Using a military analogy, she added, “Wellness is not a silo, prevention
is not a silo.” Integrative health needs
to be at the center of all health care discussions: “is that what you are saying?” Mikulski asked. Yes, the panelists answered.
Mikulski
was very interested in the efforts of Dow Chemical to offer occupational health
programs to their employees, and the cost savings that resulted for the
company. She questioned Catherine Baase
at some length about the details of the company’s program, and also engaged in
an extended dialogue with Mary Jo Kreitzer about The University of Minnesota’s health
coaching program.
In
addition to the six-person panel, the Committee had invited four other experts
to participate in the discussion, including pediatrician Kathi Kemper from Wake
Forest University. “The system we have
is perfectly designed to achieve the results we are now experiencing,” Kemper
said. “If we want different results, we
need to change the system.” Mikulski
seemed to agree whole-heartedly.
Only time will tell whether the ideas
presented at this hearing will actually be taken “off the floor” – as Gordon
put it – and be placed “on the table.”
The health care wars are just beginning.
Footnote:
I arrived at the Senate two hours early, as I know from experience that
people sometimes line up for hours to get into the relatively small hearing
room.

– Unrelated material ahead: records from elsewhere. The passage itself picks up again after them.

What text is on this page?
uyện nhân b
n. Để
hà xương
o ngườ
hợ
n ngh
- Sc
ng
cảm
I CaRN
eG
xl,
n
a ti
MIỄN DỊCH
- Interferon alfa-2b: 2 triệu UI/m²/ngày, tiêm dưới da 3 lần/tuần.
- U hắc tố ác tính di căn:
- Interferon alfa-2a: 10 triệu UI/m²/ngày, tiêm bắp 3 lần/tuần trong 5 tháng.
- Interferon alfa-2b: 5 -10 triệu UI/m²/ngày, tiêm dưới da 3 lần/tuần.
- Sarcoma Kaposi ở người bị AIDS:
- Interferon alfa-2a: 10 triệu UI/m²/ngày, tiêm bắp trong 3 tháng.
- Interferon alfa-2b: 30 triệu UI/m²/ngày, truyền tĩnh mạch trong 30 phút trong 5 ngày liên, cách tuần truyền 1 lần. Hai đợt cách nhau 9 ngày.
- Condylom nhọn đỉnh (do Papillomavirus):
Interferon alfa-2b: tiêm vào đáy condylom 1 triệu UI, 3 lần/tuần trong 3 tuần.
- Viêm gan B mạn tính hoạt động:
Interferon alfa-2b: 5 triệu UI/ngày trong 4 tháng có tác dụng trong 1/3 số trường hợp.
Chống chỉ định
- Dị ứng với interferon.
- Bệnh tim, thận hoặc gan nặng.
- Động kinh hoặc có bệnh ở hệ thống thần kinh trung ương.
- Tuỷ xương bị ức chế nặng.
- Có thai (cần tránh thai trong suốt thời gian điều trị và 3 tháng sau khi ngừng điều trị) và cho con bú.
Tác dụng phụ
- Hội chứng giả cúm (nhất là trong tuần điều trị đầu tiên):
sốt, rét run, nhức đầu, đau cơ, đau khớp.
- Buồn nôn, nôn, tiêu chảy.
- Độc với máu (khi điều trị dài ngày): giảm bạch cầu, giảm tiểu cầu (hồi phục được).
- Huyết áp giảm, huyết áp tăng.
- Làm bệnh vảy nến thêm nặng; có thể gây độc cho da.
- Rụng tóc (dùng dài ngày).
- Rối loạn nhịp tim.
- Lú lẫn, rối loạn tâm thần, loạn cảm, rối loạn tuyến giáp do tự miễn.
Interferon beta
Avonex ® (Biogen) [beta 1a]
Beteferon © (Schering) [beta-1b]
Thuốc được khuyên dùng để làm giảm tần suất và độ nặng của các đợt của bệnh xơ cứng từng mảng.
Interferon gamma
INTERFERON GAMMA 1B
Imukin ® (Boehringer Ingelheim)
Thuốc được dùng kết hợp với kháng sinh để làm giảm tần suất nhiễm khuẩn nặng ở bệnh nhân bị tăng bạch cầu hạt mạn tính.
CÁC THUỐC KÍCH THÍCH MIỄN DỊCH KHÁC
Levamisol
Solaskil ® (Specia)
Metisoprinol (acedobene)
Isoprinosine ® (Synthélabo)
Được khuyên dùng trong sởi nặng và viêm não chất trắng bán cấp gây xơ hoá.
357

As it turned out, I was the first
person to arrive. The second person was
a paid “line waiter” – a person hired by lobbyists to stand in line for them,
at a cost of $35 an hour. Since
lobbyists charge hundreds of dollars an hour for their services, it makes
economic sense to have someone stand in line for them. And who was this “waiter” holding a spot
for? The lobbyist for the American
College of Surgeons! Why are surgeons interested
in a hearing on integrative health, I wondered?
“We want to see who’s going to be cut,” the lobbyist told me when he finally
arrived. “The way they are cutting the
reimbursement payments will affect us.” I
am not making this up: he used the word
“cut” three times in the space of two minutes.
It’s going to be a long health care debate!